Tier upgrades happen automatically as you spend more. For predictable production load, Priority Tier (via Bedrock or Vertex with a commitment) gives reserved capacity that shields you from contention 429s. Anthropic doesn't grant manual rate-limit exceptions on the standard tier ladder."

Detection and monitoring in production

Log all `anthropic-ratelimit-*` headers from every response, not just 429s. Plot remaining requests/input-tokens/output-tokens over time to see how close you're running to the cap. Alert when any dimension drops below 20% of cap for >5 minutes — you're about to hit 429s. Tag 429 errors with which limit they hit (RPM vs ITPM vs OTPM) since each needs a different fix.

Related errors

Frequently asked questions

What's the difference between `rate_limit_error` and `overloaded_error`? +

`rate_limit_error` (429) is *your* org exceeding its per-minute caps — fix it by throttling or upgrading tier. `overloaded_error` (529) is Anthropic's *fleet* being at capacity — fix it by retrying or falling back. Different headers, different mitigations, different alarms.

Why does Anthropic separate input and output tokens for rate limiting? +

Input and output have very different cost and capacity profiles. A 200k-token input + 500-token output stresses ITPM and KV cache memory; a 4k-input + 8k-output stresses OTPM and generation throughput. Separating them lets Anthropic keep both dimensions healthy and lets you hit the right metric to scale.

How do I know my current tier and limits? +

Visit console.anthropic.com → Settings → Limits. It shows RPM, ITPM, OTPM per model for your tier. Tier upgrades happen automatically based on cumulative paid spend (typically thresholds at $5, $50, $500, $5k+) and a short cooling period.

Do failed requests count toward my limits? +

Requests that hit 429 do *not* count toward token usage. Requests that succeed but disconnect mid-stream do consume the tokens generated up to the disconnect. Always tear down streaming connections cleanly to avoid wasted tokens.

Is the `retry-after` header always set on 429? +

Yes — Anthropic always returns `retry-after` (in seconds) on `rate_limit_error`. Trust it as the floor for your next attempt. If missing (rare client-side parsing issue), default to exponential backoff starting at 1-2 seconds.

Should I share rate-limit pools across multiple API keys? +

Limits are per *organisation*, not per key — all keys in your org share one pool. To isolate teams, use Workspaces (Anthropic's project equivalent), each with its own caps. Bedrock and Vertex have their own separate pools entirely.

Does prompt caching count against ITPM? +

Cache reads consume only a small fraction of normal input tokens (typically 10% of the equivalent uncached cost). This means prompt caching effectively multiplies your ITPM headroom for stable long prefixes — the biggest single lever for ITPM-bound workloads.

Will Anthropic grant a one-off rate-limit exception? +

On the standard tier ladder, no.

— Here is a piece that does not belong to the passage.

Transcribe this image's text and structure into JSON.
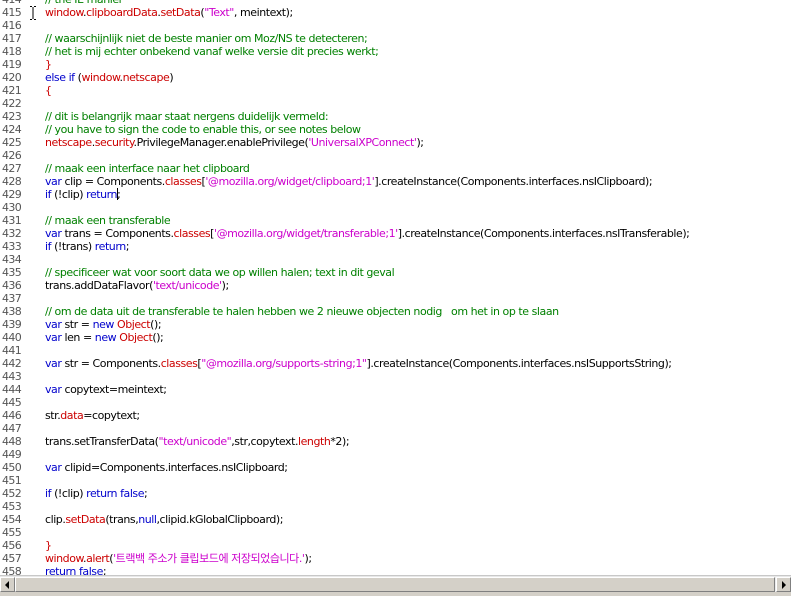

Tier is determined by paid spend. For sustained production needs, move to Priority Tier via Bedrock or Vertex with a commitment, which gives reserved capacity. Direct Anthropic API enterprise contracts can negotiate custom caps.

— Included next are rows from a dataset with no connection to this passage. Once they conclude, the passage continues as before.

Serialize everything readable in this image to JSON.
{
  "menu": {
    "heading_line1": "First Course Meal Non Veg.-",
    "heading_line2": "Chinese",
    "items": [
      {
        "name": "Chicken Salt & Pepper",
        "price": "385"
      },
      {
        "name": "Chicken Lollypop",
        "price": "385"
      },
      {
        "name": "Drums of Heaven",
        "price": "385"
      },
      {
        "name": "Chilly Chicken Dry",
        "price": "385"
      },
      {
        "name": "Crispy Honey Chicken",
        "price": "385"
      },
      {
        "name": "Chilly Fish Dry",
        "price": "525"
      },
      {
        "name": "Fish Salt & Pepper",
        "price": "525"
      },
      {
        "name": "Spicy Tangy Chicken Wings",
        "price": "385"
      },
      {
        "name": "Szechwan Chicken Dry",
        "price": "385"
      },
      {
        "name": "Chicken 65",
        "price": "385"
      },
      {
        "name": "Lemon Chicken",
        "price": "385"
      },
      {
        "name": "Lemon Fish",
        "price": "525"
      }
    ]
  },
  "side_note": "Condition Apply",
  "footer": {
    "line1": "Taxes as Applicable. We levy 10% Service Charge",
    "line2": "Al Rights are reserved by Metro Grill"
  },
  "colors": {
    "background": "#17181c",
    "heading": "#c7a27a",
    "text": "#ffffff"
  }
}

When to escalate to Anthropic support

Open a support ticket only if (a) `anthropic-ratelimit-*` headers show plenty of headroom but you still get 429, indicating a routing or sync bug, (b) you've upgraded paid spend past a tier threshold but limits haven't refreshed after 7+ days, or (c) Priority Tier reservations are not honouring contracted RPM/ITPM. For 'I want a higher limit' on the standard tier, only paying more works.